Tunneling-induced transparency and Autler-Townes splitting in a triple quantum dot

TL;DR

This paper theoretically explores tunneling-induced transparency and Autler-Townes splitting phenomena in a triple quantum dot system, revealing how tunneling strength and detuning influence optical properties relevant for quantum technologies.

Contribution

It provides a detailed theoretical analysis of TIT and AT effects in triple quantum dots, highlighting the transition from transparency to splitting with varying tunneling regimes and detunings.

Findings

TIT causes a transparency dip in weak tunneling, no anticrossing.

Strong tunneling leads to AT splitting with double anticrossings.

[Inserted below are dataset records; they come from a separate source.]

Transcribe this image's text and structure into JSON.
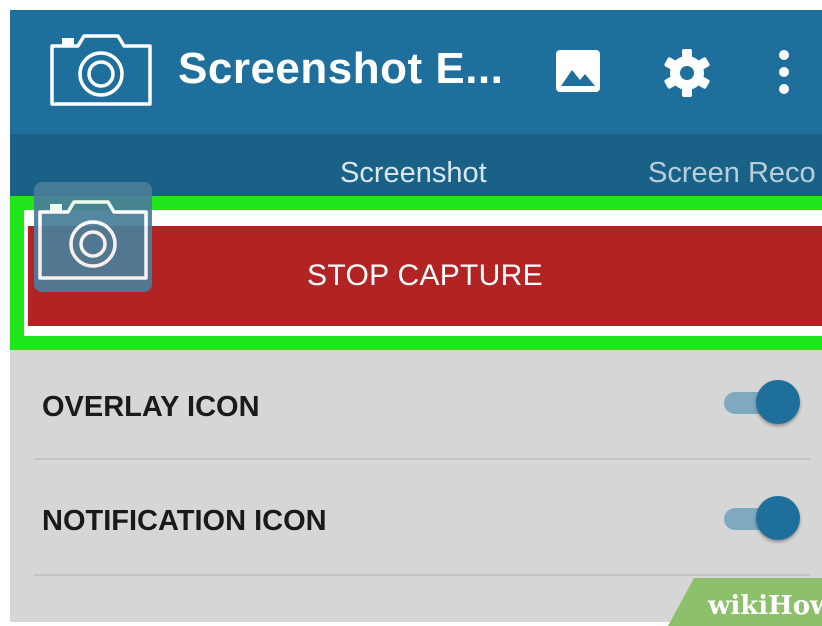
{
  "app": {
    "title": "Screenshot E...",
    "colors": {
      "toolbar": "#1e6f9b",
      "tabs": "#1a6188",
      "capture": "#b22424",
      "highlight": "#22e61c",
      "background": "#d6d6d6"
    }
  },
  "toolbar": {
    "icons": [
      "camera-icon",
      "image-icon",
      "gear-icon",
      "overflow-menu-icon"
    ]
  },
  "tabs": [
    {
      "label": "Screenshot",
      "active": true
    },
    {
      "label": "Screen Reco",
      "active": false
    }
  ],
  "capture": {
    "label": "STOP CAPTURE"
  },
  "settings": [
    {
      "label": "OVERLAY ICON",
      "enabled": true
    },
    {
      "label": "NOTIFICATION ICON",
      "enabled": true
    }
  ],
  "watermark": {
    "text": "wikiHow"
  }
}
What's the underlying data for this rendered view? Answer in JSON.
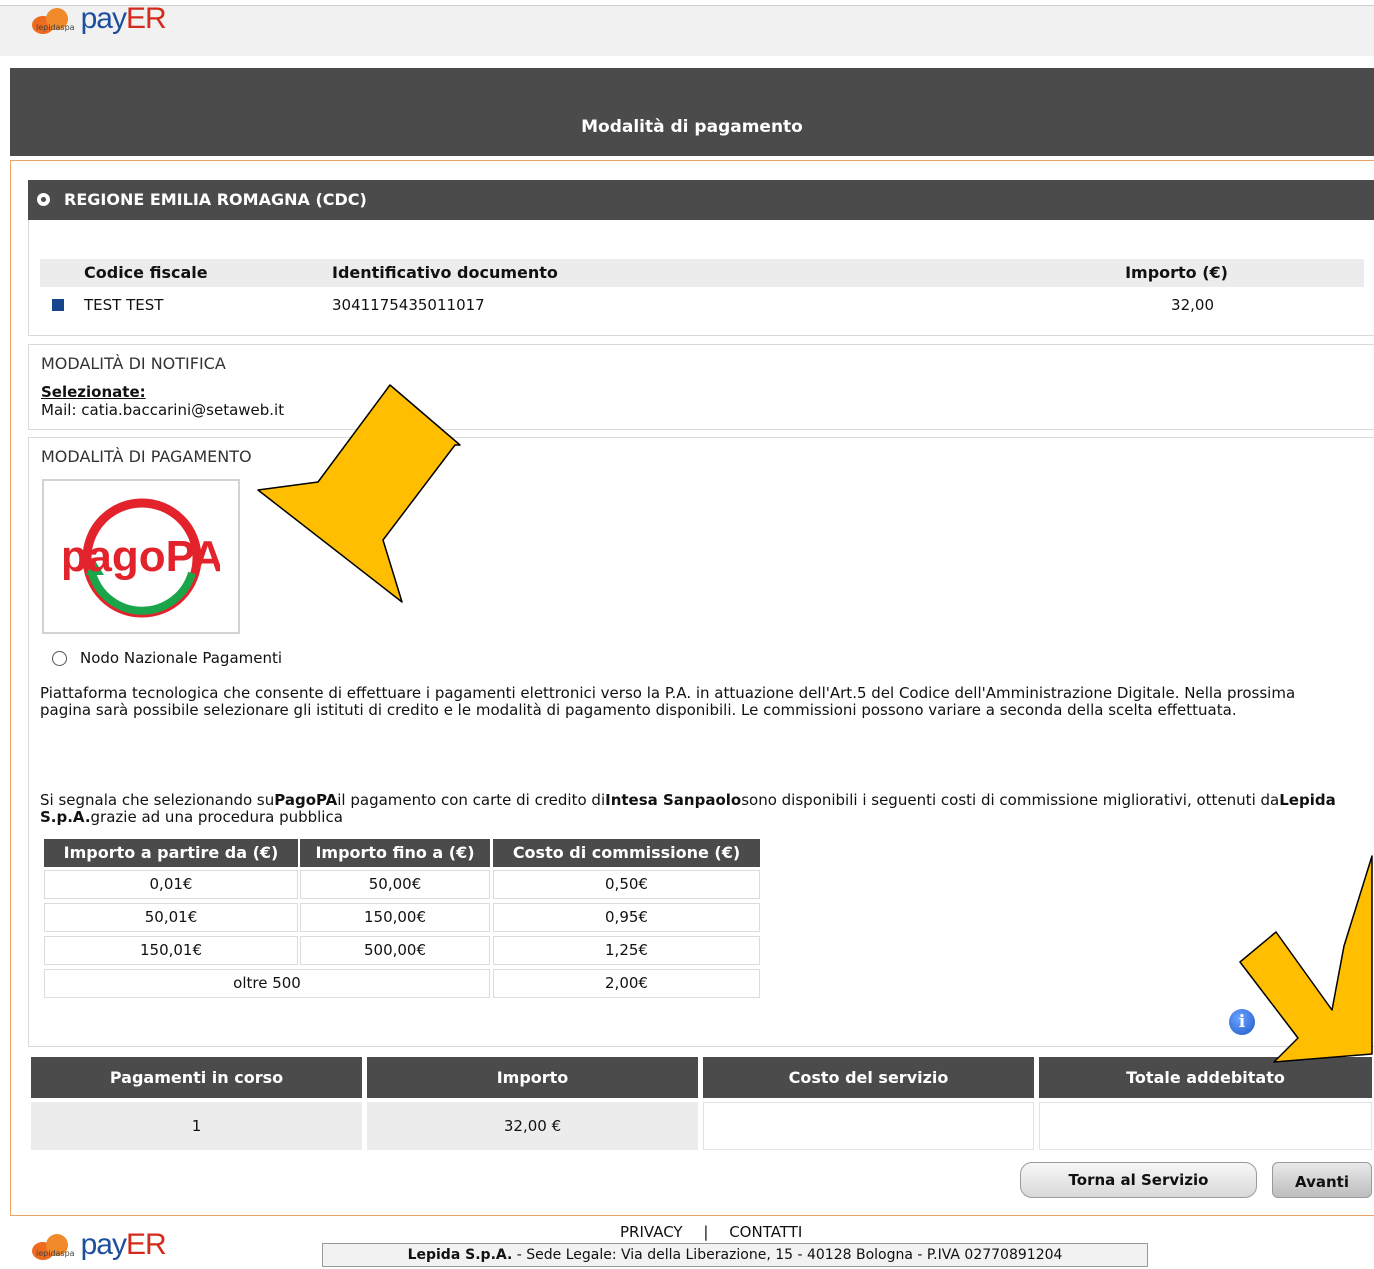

Off-resonance, a detuning-dependent double TIT and AT triplet are observed.

Abstract

We theoretically investigate the tunneling-induced transparency (TIT) and the Autler-Townes (AT) doublet and triplet in a triple-quantum-dot system. For the resonant tunneling case, we show that the TIT induces a transparency dip in a weak-tunneling regime and no anticrossing occurs in the eigenenergies of the system Hamiltonian. However, in a strong-tunneling regime, we show that the TIT evolves to the AT splitting, which results in a well-resolved doublet and double anticrossings. For the off-resonance case, we demonstrate that, in the weak-tunneling regime, the double TIT is realized with a new detuning-dependent dip, where the anticrossing is also absent. In the strong-tunneling regime, the AT triplet is realized with triple anticrossings and a wide detuning-dependent transparency window by manipulating one of the energy-level detunings. Our results can be applied to quantum measurement and quantum-optics devices in solid systems.